「眼鏡、取って」


欲情に満ちた熱視線を絡ませ、ねだるように指示すると、花乃さんは戸惑いを露わにして目を泳がせる。


「ど、どうして……」

「邪魔だから」


端的に答えれば、彼女はまだ俺の目的を理解していないようだが、とりあえず指示の通りにテンプルに両手を伸ばしてきた。

恐る恐るはずされ、レンズ越しではなく直接彼女を見つめる。頬を赤らめて困惑している顔も、無垢な色気を感じる。

たまらなくなって、頬に手を添え、唇に優しくキスをした。


「──え……?」


一瞬の出来事に、彼女はなにが起こったかわからない様子で、眼鏡を持ったまま呆然としている。
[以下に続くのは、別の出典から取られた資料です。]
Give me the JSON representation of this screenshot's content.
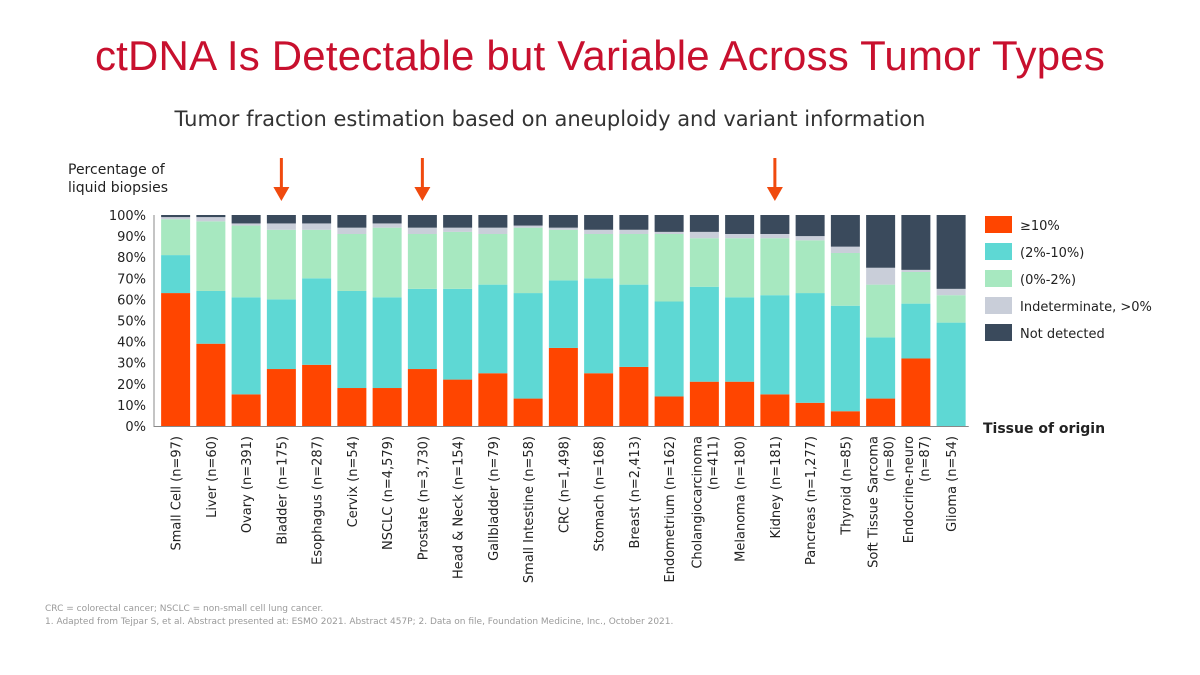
{
  "slide": {
    "title": "ctDNA Is Detectable but Variable Across Tumor Types",
    "subtitle": "Tumor fraction estimation based on aneuploidy and variant information",
    "footnotes": [
      "CRC = colorectal cancer; NSCLC = non-small cell lung cancer.",
      "1. Adapted from Tejpar S, et al. Abstract presented at: ESMO 2021. Abstract 457P; 2. Data on file, Foundation Medicine, Inc., October 2021."
    ]
  },
  "chart_data": {
    "type": "bar",
    "stacked": true,
    "ylabel": "Percentage of\nliquid biopsies",
    "xlabel": "Tissue of origin",
    "ylim": [
      0,
      100
    ],
    "yticks": [
      "0%",
      "10%",
      "20%",
      "30%",
      "40%",
      "50%",
      "60%",
      "70%",
      "80%",
      "90%",
      "100%"
    ],
    "legend_position": "right",
    "categories": [
      [
        "Small Cell (n=97)"
      ],
      [
        "Liver (n=60)"
      ],
      [
        "Ovary (n=391)"
      ],
      [
        "Bladder (n=175)"
      ],
      [
        "Esophagus (n=287)"
      ],
      [
        "Cervix (n=54)"
      ],
      [
        "NSCLC (n=4,579)"
      ],
      [
        "Prostate (n=3,730)"
      ],
      [
        "Head & Neck (n=154)"
      ],
      [
        "Gallbladder (n=79)"
      ],
      [
        "Small Intestine (n=58)"
      ],
      [
        "CRC (n=1,498)"
      ],
      [
        "Stomach (n=168)"
      ],
      [
        "Breast (n=2,413)"
      ],
      [
        "Endometrium (n=162)"
      ],
      [
        "Cholangiocarcinoma",
        "(n=411)"
      ],
      [
        "Melanoma (n=180)"
      ],
      [
        "Kidney (n=181)"
      ],
      [
        "Pancreas (n=1,277)"
      ],
      [
        "Thyroid (n=85)"
      ],
      [
        "Soft Tissue Sarcoma",
        "(n=80)"
      ],
      [
        "Endocrine-neuro",
        "(n=87)"
      ],
      [
        "Glioma (n=54)"
      ]
    ],
    "highlighted_categories": [
      "Bladder (n=175)",
      "Prostate (n=3,730)",
      "Kidney (n=181)"
    ],
    "series": [
      {
        "name": "≥10%",
        "color": "#ff4500",
        "values": [
          63,
          39,
          15,
          27,
          29,
          18,
          18,
          27,
          22,
          25,
          13,
          37,
          25,
          28,
          14,
          21,
          21,
          15,
          11,
          7,
          13,
          32,
          0
        ]
      },
      {
        "name": "(2%-10%)",
        "color": "#5ed8d4",
        "values": [
          18,
          25,
          46,
          33,
          41,
          46,
          43,
          38,
          43,
          42,
          50,
          32,
          45,
          39,
          45,
          45,
          40,
          47,
          52,
          50,
          29,
          26,
          49
        ]
      },
      {
        "name": "(0%-2%)",
        "color": "#a7e8c0",
        "values": [
          17,
          33,
          34,
          33,
          23,
          27,
          33,
          26,
          27,
          24,
          31,
          24,
          21,
          24,
          32,
          23,
          28,
          27,
          25,
          25,
          25,
          15,
          13
        ]
      },
      {
        "name": "Indeterminate, >0%",
        "color": "#c9ced9",
        "values": [
          1,
          2,
          1,
          3,
          3,
          3,
          2,
          3,
          2,
          3,
          1,
          1,
          2,
          2,
          1,
          3,
          2,
          2,
          2,
          3,
          8,
          1,
          3
        ]
      },
      {
        "name": "Not detected",
        "color": "#3a4a5c",
        "values": [
          1,
          1,
          4,
          4,
          4,
          6,
          4,
          6,
          6,
          6,
          5,
          6,
          7,
          7,
          8,
          8,
          9,
          9,
          10,
          15,
          25,
          26,
          35
        ]
      }
    ]
  }
}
それを取ってテーブルに置き、今度は後頭部をしっかりと支える。


「勘違いしないで。これは、演技なんかじゃない」


きっぱりと言い切り、さらに唇を重ねた。柔らかなそれは想像以上に甘くて、脳が痺れる。

この子が俺をどう思っているか、本性を知ったときどんな反応をされるか、今はどうでもいい。ただ、俺が本気だということを教えたい。

細い手が弱々しい力で俺の服をきゅっと掴み、苦しそうだが色っぽい声を漏らす。